Automated discovery and quick scan jobs fail if no connection to Kafka service can be established. The iis-services and odf-fast-analyzer deployment logs show error messages similar to these:

org.apache.kafka.common.KafkaException: Failed create new KafkaAdminClient
at org.apache.kafka.clients.admin.KafkaAdminClient.createInternal(KafkaAdminClient.java:338)
at org.apache.kafka.clients.admin.AdminClient.create(AdminClient.java:52)
at com.ibm.iis.odf.core.messaging.kafka.KafkaQueueConsumer.createTopicIfNotExistsNew(KafkaQueueConsumer.java:184)
at com.ibm.iis.odf.core.messaging.kafka.KafkaQueueConsumer.createTopicIfNotExists(KafkaQueueConsumer.java:248)
at com.ibm.iis.odf.core.messaging.kafka.KafkaQueueConsumer.startConsumption(KafkaQueueConsumer.java:327)
at com.ibm.iis.odf.core.messaging.kafka.KafkaQueueConsumer.run(KafkaQueueConsumer.java:260)
at java.lang.Thread.run(Thread.java:811)

To resolve the issue, an administrator should restart Kafka manually by running the following command:

oc delete pod kafka-0

Settings for discovery or analysis might be lost after a pod restart or upgrade

After pod restart or upgrade, settings might be lost or reverted to their default values, such as properties on RHEL level on the pod in the nproc file or MaximumHeapSize in ASBNode/conf/proxy.xml. Refer to Analysis or discovery jobs fail with an out-of-memory error for more information on settings.

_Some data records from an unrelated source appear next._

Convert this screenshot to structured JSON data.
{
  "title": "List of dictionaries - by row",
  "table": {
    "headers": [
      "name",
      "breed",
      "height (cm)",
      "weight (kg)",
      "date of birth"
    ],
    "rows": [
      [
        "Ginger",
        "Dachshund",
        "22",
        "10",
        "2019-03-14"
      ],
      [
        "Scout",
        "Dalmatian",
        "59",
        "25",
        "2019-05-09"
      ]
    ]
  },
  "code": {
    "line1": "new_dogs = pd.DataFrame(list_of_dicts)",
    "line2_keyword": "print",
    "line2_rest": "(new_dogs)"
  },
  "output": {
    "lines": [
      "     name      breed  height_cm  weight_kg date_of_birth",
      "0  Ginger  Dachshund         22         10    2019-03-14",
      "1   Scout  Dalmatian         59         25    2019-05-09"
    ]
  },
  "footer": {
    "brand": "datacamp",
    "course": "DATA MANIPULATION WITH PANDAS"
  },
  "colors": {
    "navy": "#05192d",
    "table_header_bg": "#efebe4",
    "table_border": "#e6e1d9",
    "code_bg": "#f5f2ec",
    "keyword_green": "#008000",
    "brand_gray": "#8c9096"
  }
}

Workaround: Check your settings before you start upgrading. Most settings will be retained, but some settings might be reverted to their default settings. Check your /etc/security/limits.conf on every compute node in the cluster and add or edit the required settings as follows:

  • The parameters from is-en-conductor-0 pod:

    /opt/IBM/InformationServer/Server/DSEngine/bin/dsadmin -listenv ANALYZERPROJECT | grep DEFAULT_TRANSPORT_BLOCK
    APT_DEFAULT_TRANSPORT_BLOCK_SIZE=3073896
    
    com.ibm.iis.odf.datastage.max.concurrent.requests=4 contained in odf.properties
    
  • The parameters from iis-services pod:

    /opt/IBM/InformationServer/ASBServer/bin/iisAdmin.sh -d -k com.ibm.iis.ia.max.columns.inDQAOutputTable
    com.ibm.iis.ia.max.columns.inDQAOutputTable=500
    
    /opt/IBM/InformationServer/ASBServer/bin/iisAdmin.sh -d -k com.ibm.iis.ia.server.jobs.postprocessing.timeout
    com.ibm.iis.ia.server.jobs.postprocessing.timeout=84600000
    
    /opt/IBM/InformationServer/ASBServer/bin/iisAdmin.sh -d -k com.ibm.iis.events.kafkaEventConsumer.timeout
    com.ibm.iis.events.kafkaEventConsumer.timeout=10000
    
    /opt/IBM/InformationServer/ASBServer/bin/iisAdmin.sh -d -key com.ibm.iis.ia.jdbc.connector.heapSize
    com.ibm.iis.ia.jdbc.connector.heapSize=2048
    
    /opt/IBM/InformationServer/ASBServer/bin/iisAdmin.sh -d -key com.ibm.iis.ia.engine.javaStage.heapSize
    com.ibm.iis.ia.engine.javaStage.heapSize=1024
    
    /opt/IBM/InformationServer/ASBServer/bin/iisAdmin.sh -d -k com.ibm.iis.ia.server.useSingleFDTable
    com.ibm.iis.ia.server.useSingleFDTable=true
    
  • The limits (in limits.conf) are defined here:

    root soft nofile 65000
    root hard nofile 500000
    * soft nproc 65000
    * soft nofile 65000
    * hard nofile 500000
    dsadm soft nproc 65000
    dsadm soft nofile 65000
    hdfs soft nproc 65000
    root soft nproc 65000
    

Discovery jobs are not resumed on restore

When you restore the system from a snapshot, discovery jobs that were in progress at the time the snapshot was taken are not automatically resumed. You must explicitly stop and restart them.

You might encounter these known issues and restrictions when you use global search.

Governance artifacts and information assets don’t have path details displayed in global search results.